Réseaux sociaux et piste alimentaire
Des vidéos relaient sur les réseaux sociaux le témoignage d’une femme se présentant comme la mère de la fillette, publiée le 1er août sur TikTok et reprise par plusieurs internautes. En larmes, elle indique que sa fille a succombé « à cause de la bactérie E.Coli » et ajoute, dans un passage cité par la presse locale, que l’enfant « est partie en trois jours ».
« est partie en trois jours »
Sur certains posts, il est précisé que la mère et l’enfant avaient fréquenté, quelques jours avant le décès, un restaurant de Quimper. Cette information a été prise en compte par les enquêteurs mais, à ce stade, les prélèvements et analyses réalisés au sein de l’établissement n’ont pas mis en évidence la présence d’un germe susceptible d’expliquer le décès, souligne la procureure.
Suite des investigations
La magistrature a indiqué que les investigations se poursuivent afin de déterminer l’origine et le mode de contamination. Les axes d’examen comprennent notamment :
- les analyses biologiques et toxicologiques réalisées sur l’enfant ;
- les résultats des contrôles sanitaires menés par la DDPP dans le restaurant fréquenté par la famille ;
- l’exploitation des éléments diffusés sur les réseaux sociaux pouvant éclairer la chronologie des faits.
La procureure n’a pas fourni d’autres détails sur l’état d’avancement des expertises ni sur d’éventuelles mesures conservatoires prises par les autorités sanitaires.
Un signalement sanitaire pris au sérieux
Lorsqu’un décès d’un enfant survient en contexte suspect d’intoxication ou d’infection bactérienne, les autorités sanitaires et judiciaires mettent en œuvre des protocoles de coordination entre parquet, hôpitaux et services de protection des populations.
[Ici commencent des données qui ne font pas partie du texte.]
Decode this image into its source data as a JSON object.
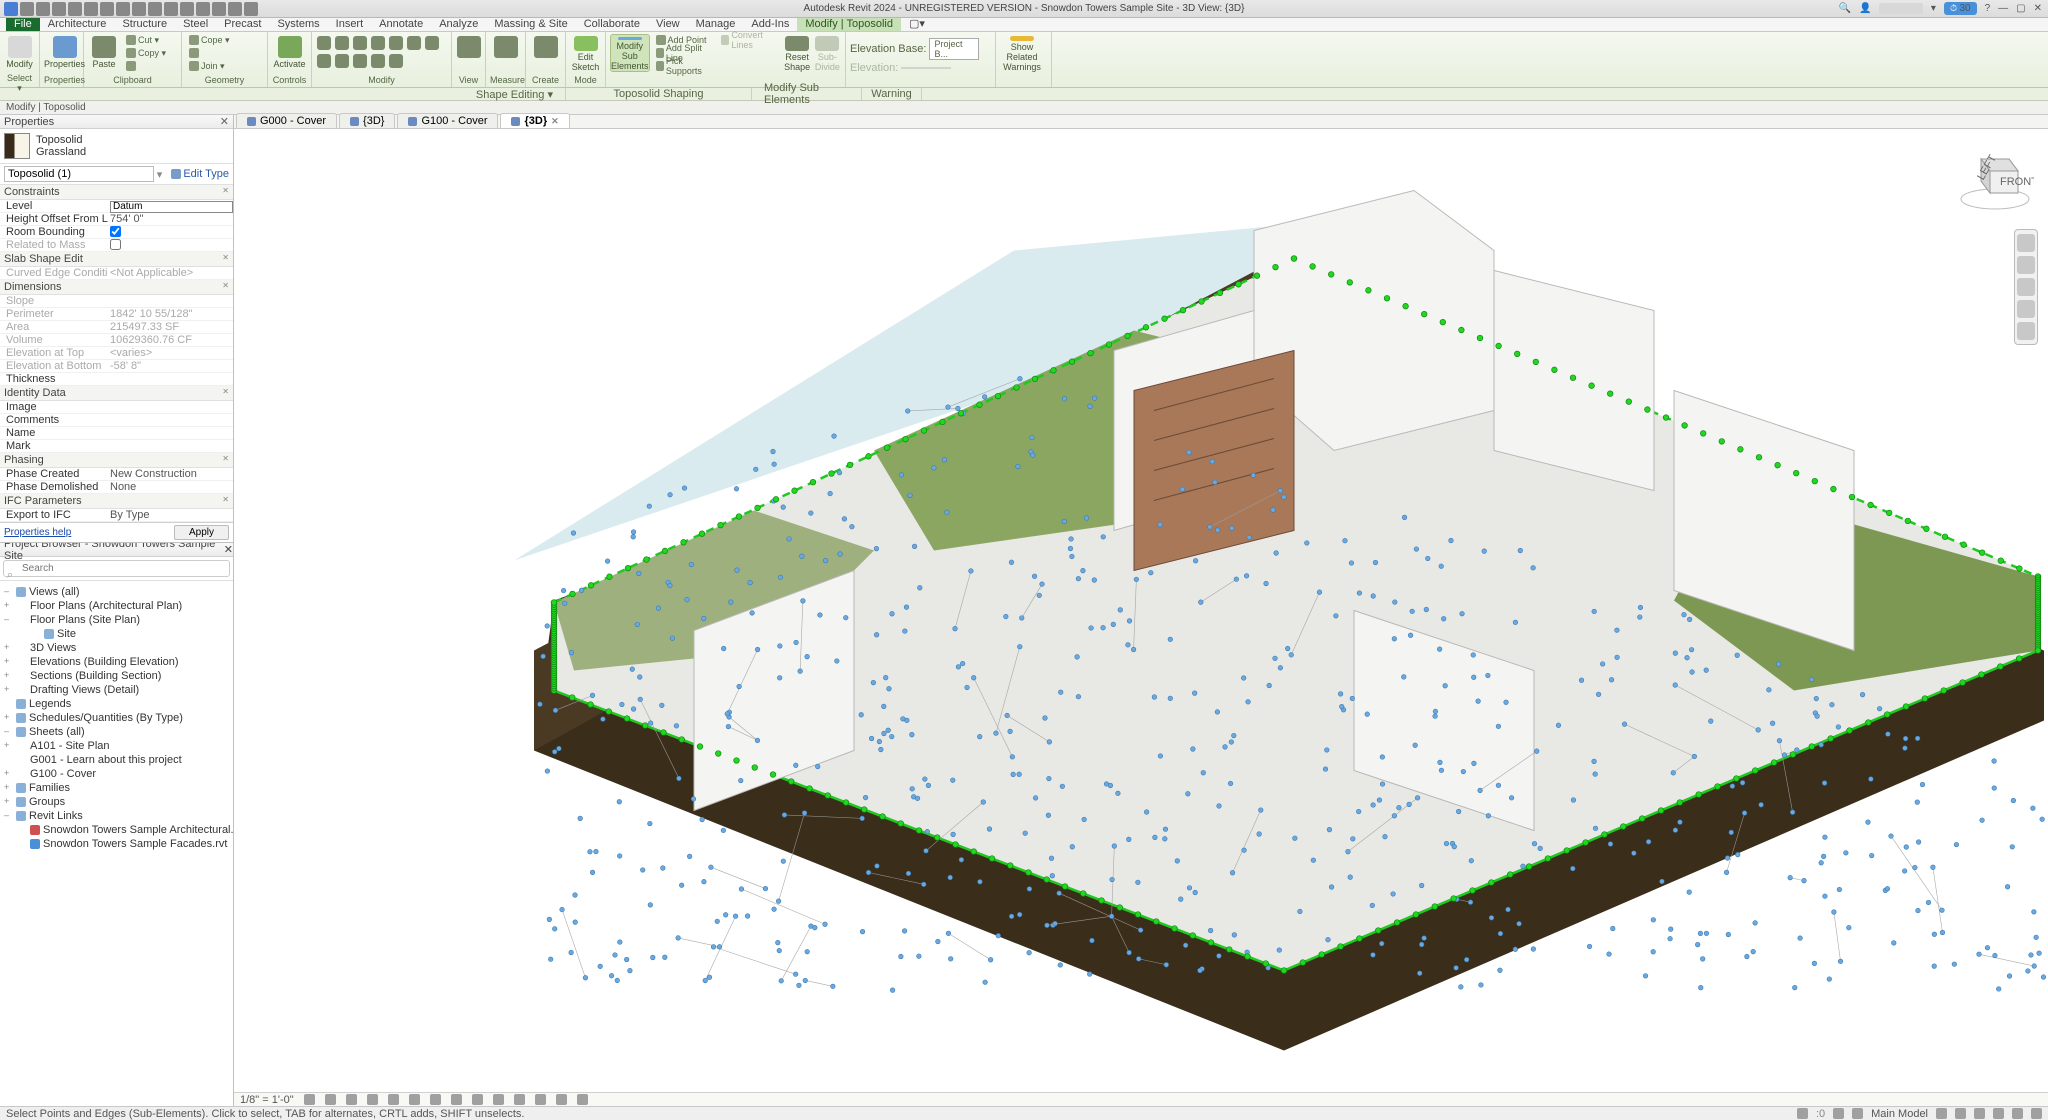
{
  "app": {
    "title": "Autodesk Revit 2024 - UNREGISTERED VERSION - Snowdon Towers Sample Site - 3D View: {3D}",
    "badge30": "30"
  },
  "menu_tabs": [
    "File",
    "Architecture",
    "Structure",
    "Steel",
    "Precast",
    "Systems",
    "Insert",
    "Annotate",
    "Analyze",
    "Massing & Site",
    "Collaborate",
    "View",
    "Manage",
    "Add-Ins",
    "Modify | Toposolid"
  ],
  "ribbon": {
    "select": {
      "modify": "Modify",
      "select": "Select ▾",
      "label": "Select ▾"
    },
    "properties": {
      "btn": "Properties",
      "label": "Properties"
    },
    "clipboard": {
      "paste": "Paste",
      "cut": "Cut ▾",
      "copy": "Copy ▾",
      "match": "",
      "label": "Clipboard"
    },
    "geometry": {
      "cope": "Cope ▾",
      "join": "Join ▾",
      "label": "Geometry"
    },
    "controls": {
      "activate": "Activate",
      "label": "Controls"
    },
    "modify": {
      "label": "Modify"
    },
    "view": {
      "label": "View"
    },
    "measure": {
      "label": "Measure"
    },
    "create": {
      "label": "Create"
    },
    "mode": {
      "edit_sketch": "Edit Sketch",
      "label": "Mode"
    },
    "shape_editing": {
      "modify_sub": "Modify Sub Elements",
      "add_point": "Add Point",
      "add_split": "Add Split Line",
      "pick_supports": "Pick Supports",
      "convert": "Convert Lines",
      "reset": "Reset Shape",
      "subdivide": "Sub-Divide",
      "label": "Shape Editing ▾"
    },
    "toposolid_shaping": {
      "elev_base": "Elevation Base:",
      "elev_base_val": "Project B...",
      "elevation": "Elevation:",
      "label": "Toposolid Shaping"
    },
    "modify_sub": {
      "label": "Modify Sub Elements"
    },
    "warning": {
      "show": "Show Related Warnings",
      "label": "Warning"
    }
  },
  "context_bar": "Modify | Toposolid",
  "properties": {
    "header": "Properties",
    "type_name": "Toposolid",
    "type_sub": "Grassland",
    "filter": "Toposolid (1)",
    "edit_type": "Edit Type",
    "groups": [
      {
        "name": "Constraints",
        "rows": [
          {
            "k": "Level",
            "v": "Datum",
            "input": true
          },
          {
            "k": "Height Offset From Level",
            "v": "754'  0\""
          },
          {
            "k": "Room Bounding",
            "v": "",
            "check": true,
            "checked": true
          },
          {
            "k": "Related to Mass",
            "v": "",
            "check": true,
            "checked": false,
            "dim": true
          }
        ]
      },
      {
        "name": "Slab Shape Edit",
        "rows": [
          {
            "k": "Curved Edge Condition",
            "v": "<Not Applicable>",
            "dim": true
          }
        ]
      },
      {
        "name": "Dimensions",
        "rows": [
          {
            "k": "Slope",
            "v": "",
            "dim": true
          },
          {
            "k": "Perimeter",
            "v": "1842'  10 55/128\"",
            "dim": true
          },
          {
            "k": "Area",
            "v": "215497.33 SF",
            "dim": true
          },
          {
            "k": "Volume",
            "v": "10629360.76 CF",
            "dim": true
          },
          {
            "k": "Elevation at Top",
            "v": "<varies>",
            "dim": true
          },
          {
            "k": "Elevation at Bottom",
            "v": "-58'  8\"",
            "dim": true
          },
          {
            "k": "Thickness",
            "v": ""
          }
        ]
      },
      {
        "name": "Identity Data",
        "rows": [
          {
            "k": "Image",
            "v": ""
          },
          {
            "k": "Comments",
            "v": ""
          },
          {
            "k": "Name",
            "v": ""
          },
          {
            "k": "Mark",
            "v": ""
          }
        ]
      },
      {
        "name": "Phasing",
        "rows": [
          {
            "k": "Phase Created",
            "v": "New Construction"
          },
          {
            "k": "Phase Demolished",
            "v": "None"
          }
        ]
      },
      {
        "name": "IFC Parameters",
        "rows": [
          {
            "k": "Export to IFC",
            "v": "By Type"
          }
        ]
      }
    ],
    "help": "Properties help",
    "apply": "Apply"
  },
  "project_browser": {
    "header": "Project Browser - Snowdon Towers Sample Site",
    "search_ph": "Search",
    "tree": [
      {
        "t": "Views (all)",
        "lvl": 0,
        "exp": "-",
        "icon": "v"
      },
      {
        "t": "Floor Plans (Architectural Plan)",
        "lvl": 1,
        "exp": "+"
      },
      {
        "t": "Floor Plans (Site Plan)",
        "lvl": 1,
        "exp": "-"
      },
      {
        "t": "Site",
        "lvl": 2,
        "exp": "",
        "icon": "s",
        "sel": false
      },
      {
        "t": "3D Views",
        "lvl": 1,
        "exp": "+"
      },
      {
        "t": "Elevations (Building Elevation)",
        "lvl": 1,
        "exp": "+"
      },
      {
        "t": "Sections (Building Section)",
        "lvl": 1,
        "exp": "+"
      },
      {
        "t": "Drafting Views (Detail)",
        "lvl": 1,
        "exp": "+"
      },
      {
        "t": "Legends",
        "lvl": 0,
        "exp": "",
        "icon": "l"
      },
      {
        "t": "Schedules/Quantities (By Type)",
        "lvl": 0,
        "exp": "+",
        "icon": "q"
      },
      {
        "t": "Sheets (all)",
        "lvl": 0,
        "exp": "-",
        "icon": "sh"
      },
      {
        "t": "A101 - Site Plan",
        "lvl": 1,
        "exp": "+"
      },
      {
        "t": "G001 - Learn about this project",
        "lvl": 1,
        "exp": ""
      },
      {
        "t": "G100 - Cover",
        "lvl": 1,
        "exp": "+"
      },
      {
        "t": "Families",
        "lvl": 0,
        "exp": "+",
        "icon": "f"
      },
      {
        "t": "Groups",
        "lvl": 0,
        "exp": "+",
        "icon": "g"
      },
      {
        "t": "Revit Links",
        "lvl": 0,
        "exp": "-",
        "icon": "rl"
      },
      {
        "t": "Snowdon Towers Sample Architectural.rvt",
        "lvl": 1,
        "exp": "",
        "icon": "red"
      },
      {
        "t": "Snowdon Towers Sample Facades.rvt",
        "lvl": 1,
        "exp": "",
        "icon": "blue"
      }
    ]
  },
  "doc_tabs": [
    {
      "label": "G000 - Cover",
      "active": false
    },
    {
      "label": "{3D}",
      "active": false
    },
    {
      "label": "G100 - Cover",
      "active": false
    },
    {
      "label": "{3D}",
      "active": true
    }
  ],
  "view_status": {
    "scale": "1/8\" = 1'-0\""
  },
  "app_status": {
    "left": "Select Points and Edges (Sub-Elements). Click to select, TAB for alternates, CRTL adds, SHIFT unselects.",
    "model": "Main Model"
  }
}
L’objectif est double : établir la cause médicale du décès et, lorsque cela est nécessaire, identifier une source d’exposition afin de prévenir de nouveaux cas.
| Date | Événement |
|---|---|
| 31 juillet – 1er août | Décès de la fillette au centre hospitalier de Brest |
| 1er août | Publication d'une vidéo sur TikTok par une femme se disant être la mère |
| 6 août | Signalement au parquet par la DDPP du Finistère |
| 13 août | Annonce de l'ouverture d'une enquête par le parquet de Quimper |
Les investigations devront clarifier si la mort est bien liée à une infection bactérienne identifiée, et, le cas échéant, situer la contamination dans la chaîne alimentaire ou l’environnement de l’enfant. Les autorités locales poursuivent leurs examens et analyseront l’ensemble des éléments médicaux et sanitaires disponibles avant de communiquer de nouvelles conclusions.
Nous rappelons que, tant que l’enquête est en cours, il convient de s’en tenir aux éléments officiels communiqués par le parquet et les services sanitaires.